Rechts angehauchter Neofolk

Von Horst Freires
08.06.2018 -

In Leipzig soll am 23. Juni wieder das eintägige Event „Fire & Sun“ stattfinden. Beliebt ist die Veranstaltung besonders bei neurechter Klientel.

Das „Fire & Sun“-Festival dürfte wieder Anhänger der Neuen Rechten anziehen; (Screenshot)

Den 23. Juni haben vermutlich wieder zahlreiche Aktivisten und Anhänger der Neuen Rechten in ihrem Terminkalender notiert. Vor dem Hintergrund, dass offenbar viele Rechtsintellektuelle, oder die sich dafür halten, auf ihre Art eine Vorliebe zum Neofolk, Darkwave und Industrial pflegen, dürfte wie in den Jahren zuvor das eintägige Event „Fire & Sun“ in Leipzig einmal mehr zur Pilgerstätte für neurechte Klientel werden.

2016 hatte es beispielsweise den neurechten Verleger und Vordenker Götz Kubitschek und seine Frau Ellen Kositza zu diesem eintägigen Festival gezogen. Sie nahmen dafür eine etwa einstündige Fahrt bis nach Leipzig in Kauf. Andere legen eine weitaus größere Anreise zurück, um im Schlosspark von Knauthain dabei zu sein. Das Meeting der rechts angehauchten Darkfolk- und Darkambient-Anhänger hat inzwischen eine überregionale Anziehungskraft und wird dementsprechend bereits viele Monate vorher beworben und mit einem Ticketvorverkauf ausgestattet. Als Veranstalter tritt die „Equinoxe Organization“ aus Leipzig auf, die sich seit Jahren als unpolitisch bezeichnet – ein Rechtfertigungsschema, das auch vielfach in der „Oi!“-Punk-Szene nur allzu bekannt ist.

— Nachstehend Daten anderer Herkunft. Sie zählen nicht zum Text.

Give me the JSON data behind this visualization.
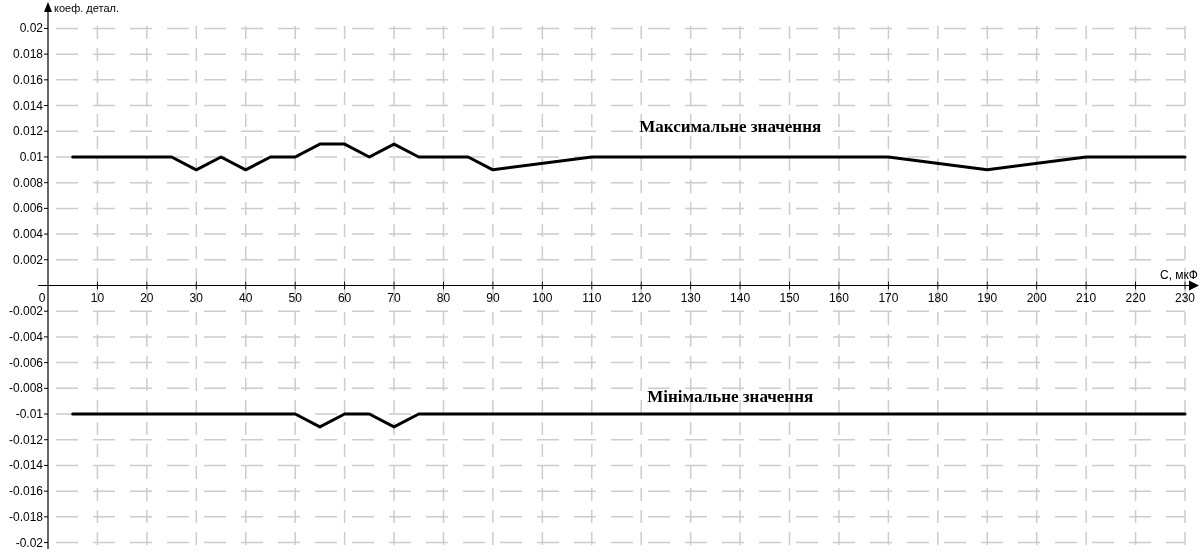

Bekennender Luziferaner auf der Bühne

Gedanklich vereint im Neuheidentum, bei germanischer Mystik und rechter Esoterik, häufig optisch garniert mit themenrelevanter Ästhetik, bietet der rechte Rand des Neofolk eine willkommene Community, die ihre Sehnsüchte zum Teil auch bei Großevents wie den Wave-Gotik-Treffen in Leipzig wiederzufinden glaubt. Bei „Fire & Sun“ haben in den Vorjahren stramm rechte Burschenschaftler ebenso wie Anhänger der „Identitären Bewegung“ einen Anziehungspunkt entdeckt, was auch mit dem jeweiligen Angebot des Musikprogramms mit Bands wie „Darkwood“, „Jännerwein“ (Österreich), „Of The Wand And The Moon“ (Dänemark) oder „Sol Invictus“ (Großbritannien) zusammenhing. Rechte Publikationen von „Junge Freiheit“ über „Sezession“ oder „Blaue Narzisse“ haben dazu über Jahre einen gewissen Neofolk-Hype in ihren Leserkreisen geschürt.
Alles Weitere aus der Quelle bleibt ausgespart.